Shane Brolly (24), from Dungiven, pleaded guilty to a long list of charges, including five first-degree felonies, before Judge Jeffrey Finley in Bucks County Court on Thursday.
Brolly faces a potential maximum sentence of 20 years on each of the five felonies alone.
However, sentencing has been deferred until a pre-sentencing report is completed.
An earlier court heard how Brolly accelerated more than 70 miles per hour before slamming into a 2019 Mazda CX5 carrying four Neshaminy High students, pushing it 50 feet back.
The girls – known as the Neshaminy Four – were seriously injured and taken to hospital. Brolly, along with his passenger who also suffered serious injuries.
The victims were all 17 and students at Neshaminy High School when the accident occurred.
Three of the four teens and their families attended the hearing, but did not speak in court.
They will be able to offer victim impact statements at his sentencing.
Julia Aquilone was driving the car Brolly struck and was the most seriously injured.
She said she felt "a little overwhelmed" at hearing the details of the accident repeated in court.
She recently underwent another surgery for the injuries she suffered, and plans to speak at sentencing.

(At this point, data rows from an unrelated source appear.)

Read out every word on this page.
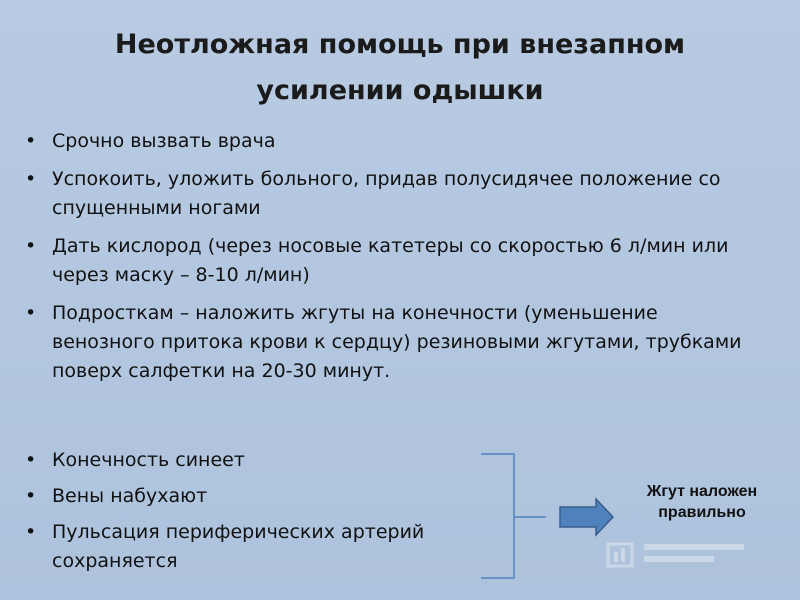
Неотложная помощь при внезапном усилении одышки
• Срочно вызвать врача
• Успокоить, уложить больного, придав полусидячее положение со спущенными ногами
• Дать кислород (через носовые катетеры со скоростью 6 л/мин или через маску – 8-10 л/мин)
• Подросткам – наложить жгуты на конечности (уменьшение венозного притока крови к сердцу) резиновыми жгутами, трубками поверх салфетки на 20-30 минут.
• Конечность синеет
• Вены набухают
• Пульсация периферических артерий сохраняется
Жгут наложен правильно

Following the accident, community members organized multiple fundraisers for the families including a GoFundMe campaign started by a Northampton couple who helped rescue the girls that raised more than $150,000 toward the families' medical expenses.
Brolly, a Philadelphia resident, faced 16 felony charges plus misdemeanors and summary offenses resulting from the March 2021 accident. He remains in Bucks County jail in lieu of 10% of $975,000 bail, which was originally set at $10 million.
Brolly was illegally living in the United States on an expired work visa when, while intoxicated and speeding, he attempted to illegally pass another northbound car on Bridgetown Pike in Northampton and struck a southbound 2019 Mazda CX5 carrying the teens.
Three passengers in the car Brolly attempted to pass were not injured.
Toxicology tests results found Brolly had a blood alcohol content of .21, more than twice the legal limit for driving in Pennsylvania.
At his preliminary hearing last year, where all charges against him were held for trial, Brolly’s injured passenger testified that he and Brolly had been drinking alcoholic beverages for at least six hours and Brolly had struck a parked car while driving to the last bar before the accident.
His passenger had earlier testified that Brolly collected him in his cousin’s red pickup truck at around 4pm the day of the accident.
They picked up a case of White Claw seltzer each along with some Natural Light beers before driving to a golf range where they consumed some of the beverages, he said.
After this, they headed to a bar in downtown Philadelphia and consumed one drink each before driving to a northeast Philadelphia bar at around 8pm, where they continued drinking.
Witness Tiffany Zaborwski, who was in the same bar that evening, testified that she did not know Brolly but had noticed that he was drunk and asked him and his friends not to drive.
“You could tell he was drunk,” she said.
Police witnesses testified that Brolly had a blood alcohol content of 2.1 when he crashed into the car the girls were travelling in just after 10pm.
Authorities allege that open and unopened alcoholic beverages were found in Brolly’s truck the night of the accident and that he smelled strongly of alcohol.
The posted speed limit in that section of Bridgetown Pike is 45 mph, but an accident reconstruction expert testified that five seconds before impact Brolly’s borrowed pickup truck accelerated from 57 to 70 mph and there was no evidence he applied the brakes.
The Mazda was traveling at 40 mph and the teen driver applied the brakes two seconds before the airbags deployed, the expert testified.